Une communication directe et régulière avec le salarié est également recommandée, afin de pouvoir remédier rapidement à une surcharge de travail. A défaut, les juges pourraient une fois de plus prononcer la nullité de la convention et donner lieu au paiement d’heures supplémentaires. (Cass, Soc., 13 octobre 2021 n° 19-20.561)


A ce titre, l’employeur doit formaliser le temps de travail effectué par un document de décompte mis à la disposition de l’Inspection du travail pendant trois ans (article D.3171-16 du Code du travail).


L’employeur est également tenu de consulter périodiquement le CSE, notamment sur le recours aux conventions de forfait et aux modalités de suivi de la charge de travail. A ce titre, le CSE dispose d’un droit d’alerte s’il constate une surcharge de travail ou le non-respect des durées minimales de repos.


Par ailleurs, les bulletins de paie de ces salariés doivent mentionner le volume du forfait annuel en jours.


Quels sont les droits du salarié ?


Les salariés qui bénéficient d’une convention de forfait en jours ne sont pas soumis aux dispositions relatives aux durées maximales du travail (article L.3121-62 du Code du travail). En revanche, ils bénéficient du droit au repos quotidien et hebdomadaire, ainsi qu’aux jours fériés, et aux congés payés.


Le droit au repos et à la déconnexion doit impérativement être prévu par l’accord collectif, ou à défaut établi par l’employeur et communiqué aux salariés par tous moyens. Effectivement, si les salariés et cadres en forfait jours ne sont pas soumis aux dispositions relatives à la durée du travail, ils sont cependant concernés par le droit fondamental d’avoir une vie personnelle.


Focus : la mise en place du télétravail en raison de la crise sanitaire a remis le droit à la déconnexion au cœur des débats.
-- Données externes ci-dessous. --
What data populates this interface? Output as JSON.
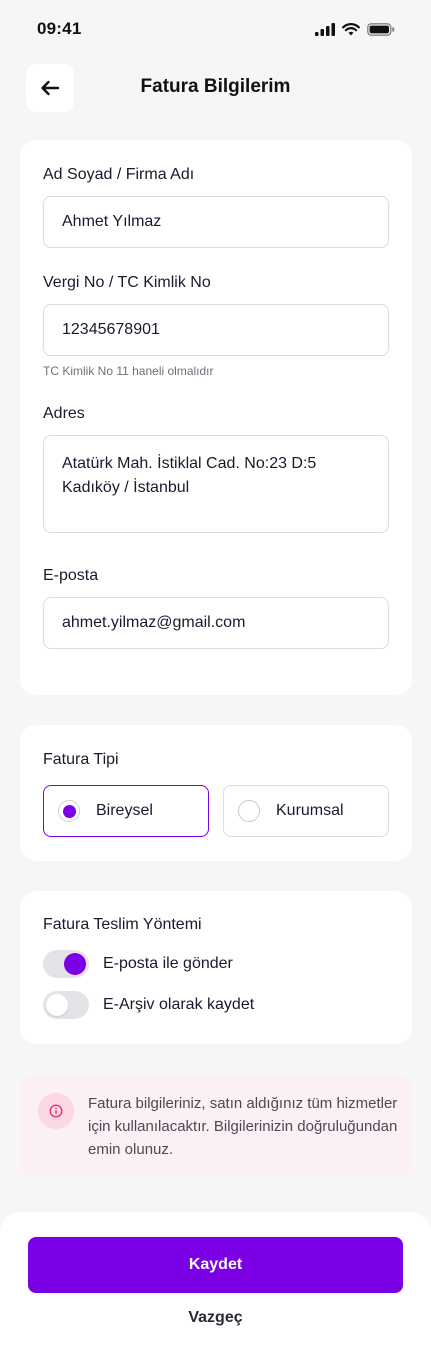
{
  "status_bar": {
    "time": "09:41"
  },
  "header": {
    "title": "Fatura Bilgilerim",
    "back_icon": "arrow-left-icon"
  },
  "form": {
    "name": {
      "label": "Ad Soyad / Firma Adı",
      "value": "Ahmet Yılmaz"
    },
    "tax_id": {
      "label": "Vergi No / TC Kimlik No",
      "value": "12345678901",
      "hint": "TC Kimlik No 11 haneli olmalıdır"
    },
    "address": {
      "label": "Adres",
      "value": "Atatürk Mah. İstiklal Cad. No:23 D:5 Kadıköy / İstanbul"
    },
    "email": {
      "label": "E-posta",
      "value": "ahmet.yilmaz@gmail.com"
    }
  },
  "invoice_type": {
    "title": "Fatura Tipi",
    "options": [
      {
        "label": "Bireysel",
        "selected": true
      },
      {
        "label": "Kurumsal",
        "selected": false
      }
    ]
  },
  "delivery": {
    "title": "Fatura Teslim Yöntemi",
    "options": [
      {
        "label": "E-posta ile gönder",
        "on": true
      },
      {
        "label": "E-Arşiv olarak kaydet",
        "on": false
      }
    ]
  },
  "info": {
    "icon": "info-icon",
    "text": "Fatura bilgileriniz, satın aldığınız tüm hizmetler için kullanılacaktır. Bilgilerinizin doğruluğundan emin olunuz."
  },
  "actions": {
    "save_label": "Kaydet",
    "cancel_label": "Vazgeç"
  },
  "colors": {
    "accent": "#7b00e6",
    "background": "#f6f6f8",
    "info_background": "#fbf1f4",
    "info_icon": "#e8336d"
  }
}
Effectivement, les salariés ou cadres en télétravail doivent être davantage protégés des risques professionnels, et notamment des risques psycho-sociaux. 


S’il le souhaite, le salarié peut également renoncer à des jours de repos dans les conditions suivantes (article L.3121-59 du Code du travail) :

  • accord écrit entre le salarié et l’employeur,

  • respect du nombre de jours maximum fixés par l’accord ou à défaut 235,

  • le temps de travail supplémentaire donne lieu à une majoration d’au moins 10%.


Par ailleurs, si le salarié estime que sa rémunération est disproportionnée par rapport à sa charge de travail, il est en droit de saisir les Conseillers Prud’homaux afin que lui soit allouée une indemnité correspondant à sa qualification (article L.3121-61 du Code du travail).


Quels sont les risques ?


Le contentieux relatif aux conventions de forfait est abondant.


Depuis la loi du 8 août 2016, l’accord collectif ou la convention individuelle doit impérativement garantir le droit des salariés à la santé et au repos (dont la valeur constitutionnelle a été reconnue par la Cour de cassation), ainsi que le caractère raisonnable de l’amplitude de la charge de travail au regard de l’emploi du temps du salarié. (Cass, Soc., 17 janvier 2018)


En ce sens, l’employeur a une véritable responsabilité. En cas de défaillance, les juges peuvent prononcer la nullité de la convention et condamner l’employeur à rémunérer l’intégralité des heures supplémentaires.


L’omission, dans l’accord collectif, du nombre de jours maximum travaillés conduira également les juges à prononcer la nullité de la convention. (Cass, Soc., 12 mars 2014)


De plus, le calcul des heures de délégation est complexe. La loi Travail du 8 août 2016 encadre la gestion de ce crédit d’heures : une demi-journée correspond à 4 heures de mandat. Les heures de délégation sont ensuite déduites du nombre annuel de jours travaillés.


Puisque l’hypothèse est très particulière, il convient d’illustrer le calcul de la manière suivante : si un salarié exerce 16 heures de délégation au cours du mois, cela représente 4 demi-journées de 4 heures, et donc 2 jours de délégation qui viendront s’imputer sur le nombre de jours travaillés à l’année.


En résumé, il est recommandé d’être très vigilant face à la mise en place et l’exécution d’un forfait annuel en jours.


Les conventions de forfait annuel en jours sont donc intéressantes pour les entreprises, mais restent néanmoins une grande source de contentieux.


Bénéficier des conseils et de l’accompagnement d’un avocat est indispensable.